Pyongyang is banned from testing ballistic missiles, considered threatening weapons, under UN Security Council resolutions.
Both Japan and South Korea have condemned the test.
It comes just days after North Korea reportedly fired two non-ballistic missiles into the Yellow Sea.
Japan said no debris had fallen within its territorial waters.
The US Pacific Command, which oversees military forces in the Asia-Pacific region, said on Thursday that the test highlighted “the threat that North Korea’s illicit weapons programme poses to its neighbours and the international community”.
Mr Biden is yet to officially comment.
On Tuesday, he played down a non-ballistic missile launch which took place over the weekend, saying the US did not consider it a provocation. Those short-range missiles were thought to be either artillery or cruise missiles, which are not banned under the UN Security Council resolutions on North Korea.
Thursday’s test also comes days after the US received its first North Korean in custody after Mun Chol Myung was extradited from Malaysia. Mr Mun is a businessman accused of laundering money through the US financial system to provide luxury items to North Korea.
The incident angered North Korea so much it cut off diplomatic ties with Malaysia.
This is a bigger deal for the US and its allies.
The test at the weekend of either artillery or cruise missiles can be shrugged off. But this ballistic missile test is a clear violation of United Nations Security sanctions.
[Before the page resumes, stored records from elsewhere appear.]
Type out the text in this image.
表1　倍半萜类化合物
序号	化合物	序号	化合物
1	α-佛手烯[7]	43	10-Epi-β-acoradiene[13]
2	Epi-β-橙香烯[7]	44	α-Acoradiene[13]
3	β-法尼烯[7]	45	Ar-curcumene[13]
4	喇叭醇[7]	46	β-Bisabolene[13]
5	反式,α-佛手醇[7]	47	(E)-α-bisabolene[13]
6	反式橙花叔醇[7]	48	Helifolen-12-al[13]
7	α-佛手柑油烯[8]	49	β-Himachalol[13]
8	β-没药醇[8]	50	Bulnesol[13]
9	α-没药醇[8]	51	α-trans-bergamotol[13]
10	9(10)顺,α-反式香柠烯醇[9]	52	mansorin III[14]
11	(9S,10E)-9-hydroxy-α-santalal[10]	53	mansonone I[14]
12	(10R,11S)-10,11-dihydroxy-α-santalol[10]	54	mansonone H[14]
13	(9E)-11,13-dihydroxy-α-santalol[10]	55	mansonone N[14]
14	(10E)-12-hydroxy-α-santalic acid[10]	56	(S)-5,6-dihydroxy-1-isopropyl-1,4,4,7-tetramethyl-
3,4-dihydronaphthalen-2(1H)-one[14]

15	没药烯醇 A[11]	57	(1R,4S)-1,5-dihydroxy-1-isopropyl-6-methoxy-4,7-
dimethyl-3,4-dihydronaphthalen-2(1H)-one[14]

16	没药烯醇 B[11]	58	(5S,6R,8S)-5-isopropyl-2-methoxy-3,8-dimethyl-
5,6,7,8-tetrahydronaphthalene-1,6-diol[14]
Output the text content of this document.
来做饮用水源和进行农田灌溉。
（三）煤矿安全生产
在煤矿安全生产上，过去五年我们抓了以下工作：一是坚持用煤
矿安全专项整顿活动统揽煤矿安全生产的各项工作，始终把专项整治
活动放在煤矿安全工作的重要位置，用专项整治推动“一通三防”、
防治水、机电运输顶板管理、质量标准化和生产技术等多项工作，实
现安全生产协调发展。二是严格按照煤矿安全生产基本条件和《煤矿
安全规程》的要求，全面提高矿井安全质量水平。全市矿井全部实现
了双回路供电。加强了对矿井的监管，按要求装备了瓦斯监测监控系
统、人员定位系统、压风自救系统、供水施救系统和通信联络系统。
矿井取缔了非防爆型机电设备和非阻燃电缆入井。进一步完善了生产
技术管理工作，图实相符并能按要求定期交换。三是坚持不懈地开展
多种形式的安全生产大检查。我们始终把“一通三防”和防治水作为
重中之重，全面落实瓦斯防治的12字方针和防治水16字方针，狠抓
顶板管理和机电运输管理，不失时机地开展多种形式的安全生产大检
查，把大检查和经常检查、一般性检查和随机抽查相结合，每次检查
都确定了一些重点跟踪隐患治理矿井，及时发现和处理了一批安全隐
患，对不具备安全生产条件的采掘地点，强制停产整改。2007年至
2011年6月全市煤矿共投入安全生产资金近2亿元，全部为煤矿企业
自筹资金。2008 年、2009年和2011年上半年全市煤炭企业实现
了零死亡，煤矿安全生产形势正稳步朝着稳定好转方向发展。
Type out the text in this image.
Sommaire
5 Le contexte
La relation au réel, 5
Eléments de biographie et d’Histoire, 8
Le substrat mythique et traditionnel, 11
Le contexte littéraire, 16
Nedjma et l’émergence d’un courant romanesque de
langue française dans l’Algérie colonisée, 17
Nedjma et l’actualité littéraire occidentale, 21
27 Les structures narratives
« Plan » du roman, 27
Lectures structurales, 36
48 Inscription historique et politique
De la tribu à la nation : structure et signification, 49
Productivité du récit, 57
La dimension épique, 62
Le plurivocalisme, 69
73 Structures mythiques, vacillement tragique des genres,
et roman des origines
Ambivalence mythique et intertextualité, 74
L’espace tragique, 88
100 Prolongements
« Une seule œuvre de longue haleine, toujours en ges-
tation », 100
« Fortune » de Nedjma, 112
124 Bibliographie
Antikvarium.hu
Having said that, Mr Biden’s predecessor Donald Trump did wave off any questions regarding similar weapons tests in 2019.
The deal between Mr Trump and Kim Jong-un reached in Singapore in 2018 was that Pyongyang would not test long-range ballistic missiles or nuclear weapons.
At that time, the White House did not concern itself with smaller tests.
But Mr Biden’s team is just back from Japan and South Korea, and promised that “America was back” and supporting its allies.
Perhaps then, the administration will have to say something about a weapons test which threatens its friends in North East Asia.
Washington will also be aware that Pyongyang has bigger weapons in its arsenal which it has not tested since late 2017.
North Korea has spent more than a year in isolation. It even cut off most trade with its closest ally China amidst the Covid-19 pandemic, and its economy is thought to be in a dire state.
Now that the weapons tests appear to be making a return, many are wondering just how far is Kim Jong-un willing to go to get the attention of the White House.